Read Insured Group's statement below:
The New Zealand Securities Commission (Securities Commission) has advised Insured Group Limited (Company) that it has instigated proceedings in the High Court of New Zealand for alleged breaches in 2008 by Lombard Group Limited (as the Company was then known) of its continuous disclosure obligations.
In March 2010, Perth based Australian Consolidated Insurance Limited (ACIL) engaged in a process to reverse list on the New Zealand Stock Exchange through the then shell-company Lombard Group Limited and migrate that company’s place of incorporation to Australia. In 2008, the Company was the holding company for a finance company, headquartered in Wellington and 100% owned by New Zealanders while today its head office is in Perth, Western Australia, it operates in the insurance sector and its current shareholders are almost entirely Australians who did not own Lombard Group at the material time.
The Company understands that the allegations relate to an alleged failure in early 2008 for the Company to adequately disclose the impact on the Company of the financial position of its then subsidiary Lombard Finance and Investments Limited (LFIL).
The Company understands that the Securities Commission is seeking, among other things, orders that the Company pays the Crown a pecuniary penalty (which due to the change in the relevant statutory provisions during the relevant period is expressed to amount to up to a maximum of NZ$1.3 million).1
Managing Director Wayne Miller said “At the time of the RTO in 2009 and 2010 I had not received any notice from the Securities Commission regarding potential continuous disclosure proceedings in relation to Lombard Group. Insured Group in its current form has had nothing to do with the 2008 business position of LFIL or Lombard Group.”
Mr Miller also said, “It is extraordinary that the Securities Commission has never discussed this matter with us, nor provided details of the allegations beforehand so that we might have an opportunity to respond before the Securities Commission took the Court action that it has. I am advised that, even where there is a case to answer, the remedies the Securities Commission is seeking are discretionary and I simply cannot understand how a court would seek to penalise the current Australian owners of the Company. The Securities Commission must have been well aware of the significant transformation of our company created by the RTO and has waited almost three years to take action which could potentially penalise the current Australian owners.”

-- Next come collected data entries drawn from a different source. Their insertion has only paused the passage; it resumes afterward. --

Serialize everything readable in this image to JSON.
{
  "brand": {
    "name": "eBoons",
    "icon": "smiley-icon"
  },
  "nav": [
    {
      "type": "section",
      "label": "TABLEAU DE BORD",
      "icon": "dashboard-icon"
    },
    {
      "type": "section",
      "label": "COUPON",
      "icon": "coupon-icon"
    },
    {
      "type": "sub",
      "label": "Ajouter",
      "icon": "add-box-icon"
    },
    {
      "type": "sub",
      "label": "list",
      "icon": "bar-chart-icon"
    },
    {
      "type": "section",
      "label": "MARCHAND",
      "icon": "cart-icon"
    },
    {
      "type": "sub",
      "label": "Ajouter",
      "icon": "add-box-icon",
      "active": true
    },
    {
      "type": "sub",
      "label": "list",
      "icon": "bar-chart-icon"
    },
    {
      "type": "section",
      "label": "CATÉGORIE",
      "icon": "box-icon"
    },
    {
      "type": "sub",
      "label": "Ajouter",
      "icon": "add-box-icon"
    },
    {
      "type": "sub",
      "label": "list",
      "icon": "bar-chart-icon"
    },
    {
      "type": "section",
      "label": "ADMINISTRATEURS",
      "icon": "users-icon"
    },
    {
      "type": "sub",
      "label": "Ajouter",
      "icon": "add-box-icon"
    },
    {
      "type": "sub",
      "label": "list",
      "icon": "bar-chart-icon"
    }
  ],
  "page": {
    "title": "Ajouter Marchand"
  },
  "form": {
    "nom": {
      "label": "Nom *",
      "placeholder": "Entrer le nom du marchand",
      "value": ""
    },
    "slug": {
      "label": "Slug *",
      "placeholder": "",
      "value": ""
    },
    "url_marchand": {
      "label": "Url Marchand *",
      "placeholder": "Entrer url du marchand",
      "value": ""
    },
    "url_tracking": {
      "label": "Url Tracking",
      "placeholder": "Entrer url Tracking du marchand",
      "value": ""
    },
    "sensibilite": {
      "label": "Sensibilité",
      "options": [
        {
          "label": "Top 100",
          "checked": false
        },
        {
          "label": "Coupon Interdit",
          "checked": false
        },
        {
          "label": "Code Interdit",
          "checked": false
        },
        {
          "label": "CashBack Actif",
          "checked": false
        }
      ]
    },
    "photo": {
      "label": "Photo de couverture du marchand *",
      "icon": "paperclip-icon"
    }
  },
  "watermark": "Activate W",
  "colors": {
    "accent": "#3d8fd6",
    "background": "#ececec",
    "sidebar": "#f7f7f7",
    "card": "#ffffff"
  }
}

“The Group’s assets today have no connection with the finance company operation in 2008. The residual assets of the Company from the period during which LFIL was a subsidiary were excluded from the RTO transaction in 2010 and were transferred to a newly formed company (First One Holdings Limited) owned by the original Lombard Group shareholders in the same proportion as their then shareholding in Lombard Group2.”
“The Securities Commission has already taken different proceedings in relation to LFIL’s operations (which are still to be heard) so we cannot understand why it is taking this particular action now some 3 years after the relevant events occurred and when the changes to the Company effected by the RTO were fully advised to NZ regulators last year before the Company migrated its place of incorporation to Australia. This does little to engender confidence in the NZ capital markets, which is particularly disappointing for us as a company that sought to be listed in New Zealand, in contrast to the developing trend of companies leaving the NZX for other exchanges.”
“I note that so far as our current business in concerned, this is a parent company issue only and our operating subsidiaries in Australia are unaffected at this time.”
“We will be seeking further legal advice once we receive the full papers from the Securities Commission and will update our shareholders accordingly.”
Read the Securities Commission's statement below:
The Securities Commission has commenced civil proceedings against Insured Group Limited, formerly known as Lombard Group Limited, in relation to alleged breaches in 2007 and 2008 of the continuous disclosure provisions of the Securities Markets Act 1988.
The breaches relate to the company’s failure to disclose information to the market, such as loan book quality and liquidity, regarding the performance of its finance company subsidiary Lombard Finance and Investments Limited (LFIL).
The information the company failed to disclose was material as LFIL constituted a major part of Lombard Group’s business, and Lombard Group was financially dependent on its subsidiary.
“Charges arising out of this lengthy and complex investigation have already been laid against four directors of LFIL.” said Sue Brown, Director – Investigations and Litigation.
“Compliance by listed companies with their continuous disclosure obligations is vital to the integrity of the capital markets. The Commission therefore considered this case warranted the current proceedings.”
(Update adds Securities Commission statement).